Why we will be cutting back on our online output

When the COVID-19 restrictions began to kick in, like many others we began to ramp up our online content.  My personal involvement included restarting Faithroots, uploading short videos to Youtube and opening a Facebook account so that I could broadcast regularly. At the height of the pandemic, I was running  twice daily prayer services and Sarah and I hosted something called Afternoon Tea.  I also started a weekly Faithroots Live session looking at doctrine and going deeper into Bible study. Over the summer we began to make adjustments and cut back on our internet output. 

As we move into the Autumn, we will be reviewing and adjusting things again.  I plan to take a break from the weekly “Faithroots Live” after next weeks talk.  Sarah and I will be discontinuing After Eight and the daily prayer services.  I want to emphasise at this stage that the Chapel will continue to be providing live and recorded content online including a version of the morning service as well as other occasional events. We are also talking about providing an extra service online midweek (watch this space for details). This is because we know that there will be many people shielding due to COVID for some time and it will be a long time before all of our physical events at the building are fully up and running.  It is also because we know that there are many others in the community who have found it beneficial to access online content but who may not find it easy or possible to attend at the building.

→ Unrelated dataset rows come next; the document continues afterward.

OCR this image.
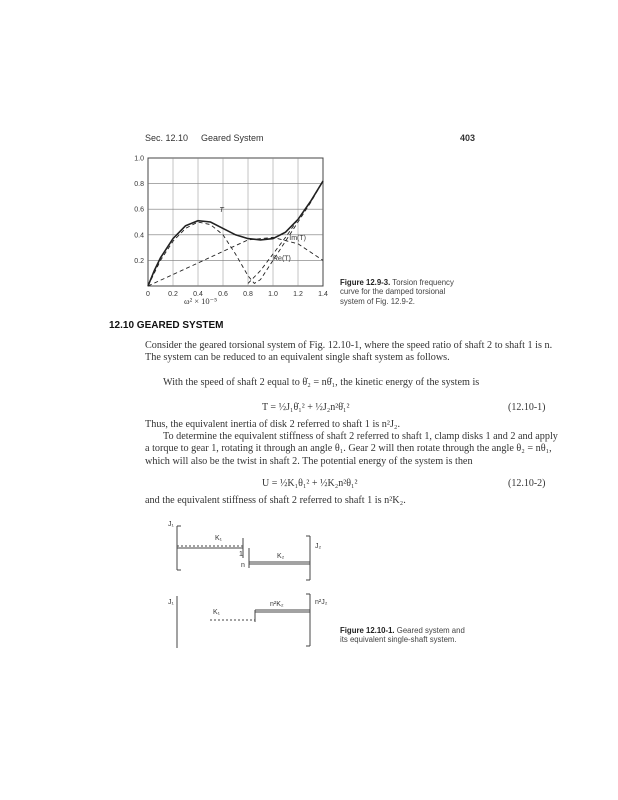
Sec. 12.10 Geared System	403
0.2
0.4
0.6
0.8
1.0
0	0.2 0.4 0.6 0.8 1.0 1.2 1.4
T
Im(T)
Re(T)
ω² × 10⁻⁵
Figure 12.9-3. Torsion frequency curve for the damped torsional system of Fig. 12.9-2.
12.10 GEARED SYSTEM
Consider the geared torsional system of Fig. 12.10-1, where the speed ratio of shaft 2 to shaft 1 is n. The system can be reduced to an equivalent single shaft system as follows.
With the speed of shaft 2 equal to θ̇₂ = nθ̇₁, the kinetic energy of the system is
T = ½J₁θ̇₁² + ½J₂n²θ̇₁²	(12.10-1)
Thus, the equivalent inertia of disk 2 referred to shaft 1 is n²J₂.
To determine the equivalent stiffness of shaft 2 referred to shaft 1, clamp disks 1 and 2 and apply a torque to gear 1, rotating it through an angle θ₁. Gear 2 will then rotate through the angle θ₂ = nθ₁, which will also be the twist in shaft 2. The potential energy of the system is then
U = ½K₁θ₁² + ½K₂n²θ₁²	(12.10-2)
and the equivalent stiffness of shaft 2 referred to shaft 1 is n²K₂.
J₁
K₁
1
n
K₂
J₂
J₁
K₁
n²K₂	n²J₂
Figure 12.10-1. Geared system and its equivalent single-shaft system.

Why am I cutting back? Well to understand this decision, we need to go back to the original decision to ramp up content. That arose because we saw both a need and an opportunity.  The need was that people were hungry for support, feeding, care and connectedness to get through the isolation. They also wanted to make sense of what was happening from God’s perspective. The opportunity was that for many people, lockdown acted like a form of sabbatical. Unable to get out for work or leisure, they had time to stop and think about life and the big questions.  This included both Christians and non-Christians. It is encouraging to hear that so many have experienced refreshing and renewal during this time whilst others have come to faith. For me, the facebook stuff was a means to an ened and the means was to enable me to continue to pastor, a way of staying in touch and of discipling people. I believe we will see much fruit from this season over the longer term.

However, we need to remember that seasons come to an end and it is clear that we are transitioning to a new season.  Restrictions have eased considerably even though  lot remain in place. We are now able to hold gatherings at our building and see people face to face. Children are returning to school and adults to work and so the need for connection online is reducing whilst people also have less available time. I hope that we have used the time well to bury away treasures of wisdom in our hearts and to build sustainable godly habits. 

On the other side, increasingly my time priority needs to be focused on the face to face stuff as we now begin to rebuild that.

Finally, there is a risk that we can become dependent on things. This is often co-dependency. People become dependent on the daily output from the church but church leaders also get dependent on the sense of value and accomplishment they get from being online.  Indeed we can confuse busyness for fruitfulness. We don’t want people to be dependent on After Eight and Faithroots Live, we want them to depend on Christ alone.

So, you will see a little less of Sarah and me popping up on your screens but this does not mean that the work of looking after one another through COVID ends here. We are as Churchhill would say probably not at the end or even the beginning of the end of this cris but we are at the end of the beginning.  So as we move into the next phase, stay in touch and keep clinging to Christ.